2. The Fun Palace became a point of reference for the Centre Pompidou (1977), designed as a multiarts space with a flexible architecture that also turned out to be far too expensive to fully realize. In 1976, a smaller, cheaper version of the Fun Palace was constructed as a community center in North London. The InterAction Centre in Kentish Town had a ludic architecture based around a long structural truss that supported temporary configurations of containers and cabins. It was demolished in 2003.

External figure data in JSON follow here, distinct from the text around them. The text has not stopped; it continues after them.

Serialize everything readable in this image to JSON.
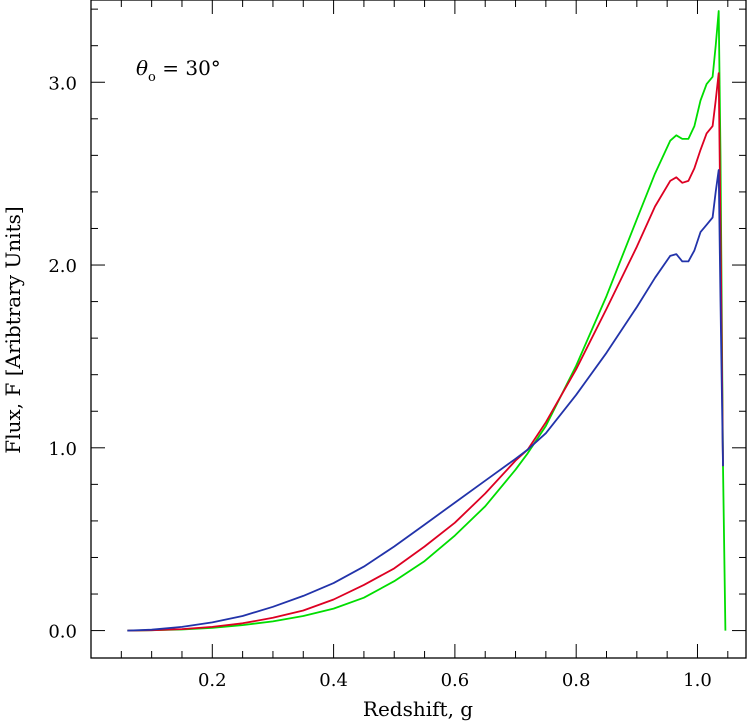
{
  "chart_data": {
    "type": "line",
    "xlabel": "Redshift, g",
    "ylabel": "Flux, F [Aribtrary Units]",
    "xlim": [
      0.0,
      1.08
    ],
    "ylim": [
      -0.15,
      3.45
    ],
    "xticks": [
      "0.2",
      "0.4",
      "0.6",
      "0.8",
      "1.0"
    ],
    "yticks": [
      "0.0",
      "1.0",
      "2.0",
      "3.0"
    ],
    "annotation": {
      "symbol": "θ",
      "subscript": "o",
      "rest": " = 30°"
    },
    "grid": false,
    "series": [
      {
        "color": "#00dd00",
        "x": [
          0.06,
          0.1,
          0.15,
          0.2,
          0.25,
          0.3,
          0.35,
          0.4,
          0.45,
          0.5,
          0.55,
          0.6,
          0.65,
          0.7,
          0.72,
          0.75,
          0.8,
          0.85,
          0.9,
          0.93,
          0.955,
          0.965,
          0.975,
          0.985,
          0.995,
          1.005,
          1.015,
          1.025,
          1.03,
          1.035,
          1.038,
          1.042,
          1.046
        ],
        "y": [
          0.0,
          0.002,
          0.006,
          0.015,
          0.03,
          0.05,
          0.08,
          0.12,
          0.18,
          0.27,
          0.38,
          0.52,
          0.68,
          0.88,
          0.97,
          1.12,
          1.45,
          1.83,
          2.25,
          2.5,
          2.68,
          2.71,
          2.69,
          2.69,
          2.76,
          2.9,
          2.99,
          3.03,
          3.2,
          3.39,
          2.6,
          0.9,
          0.0
        ]
      },
      {
        "color": "#dd0022",
        "x": [
          0.06,
          0.1,
          0.15,
          0.2,
          0.25,
          0.3,
          0.35,
          0.4,
          0.45,
          0.5,
          0.55,
          0.6,
          0.65,
          0.7,
          0.72,
          0.75,
          0.8,
          0.85,
          0.9,
          0.93,
          0.955,
          0.965,
          0.975,
          0.985,
          0.995,
          1.005,
          1.015,
          1.025,
          1.03,
          1.035,
          1.038,
          1.042
        ],
        "y": [
          0.0,
          0.002,
          0.008,
          0.02,
          0.04,
          0.07,
          0.11,
          0.17,
          0.25,
          0.34,
          0.46,
          0.59,
          0.75,
          0.93,
          0.99,
          1.14,
          1.43,
          1.76,
          2.1,
          2.32,
          2.46,
          2.48,
          2.45,
          2.46,
          2.53,
          2.63,
          2.72,
          2.76,
          2.9,
          3.05,
          2.2,
          0.9
        ]
      },
      {
        "color": "#2233aa",
        "x": [
          0.06,
          0.1,
          0.15,
          0.2,
          0.25,
          0.3,
          0.35,
          0.4,
          0.45,
          0.5,
          0.55,
          0.6,
          0.65,
          0.7,
          0.72,
          0.75,
          0.8,
          0.85,
          0.9,
          0.93,
          0.955,
          0.965,
          0.975,
          0.985,
          0.995,
          1.005,
          1.015,
          1.025,
          1.03,
          1.035,
          1.038,
          1.042
        ],
        "y": [
          0.0,
          0.005,
          0.02,
          0.045,
          0.08,
          0.13,
          0.19,
          0.26,
          0.35,
          0.46,
          0.58,
          0.7,
          0.82,
          0.94,
          0.99,
          1.08,
          1.29,
          1.52,
          1.77,
          1.93,
          2.05,
          2.06,
          2.02,
          2.02,
          2.08,
          2.18,
          2.22,
          2.26,
          2.4,
          2.52,
          1.8,
          0.9
        ]
      }
    ]
  }
}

3. As Stanley Mathews recounts, “The working class population of East London could use cranes and prefabricated modules to assemble learning and leisure environments, creating spaces where they might escape everyday routine and embark on a journey of creativity and personal development.” Stanley Mathews, “Cedric Price—From ‘Brain Drain’ to the ‘Knowledge Economy,’” Architectural Design, January–February 2006.
4. Joan Littlewood, cited in Ian Youngs, “Joan Littlewood’s ‘Fun Palace’ Idea Realized 50 Years On,” BBC News, October 4, 2014.
5. Dorothea von Hantelmann, What Is the New Ritual Space for the 21st Century? (New York: The Shed, 2018), 50.
6. Apollinaire Scherr, “A Prelude to The Shed, Hudson Yards, New York—‘An Impressive Roster,’” Financial Times, May 4, 2018.
7. Poots, cited in Calvin Tomkins, “Alex Poots: Performance-Art Impresario,” New Yorker, December 5, 2016.
8. Judith Butler, Notes Toward a Performative Theory of Assembly (Cambridge, MA: Harvard University Press, 2015).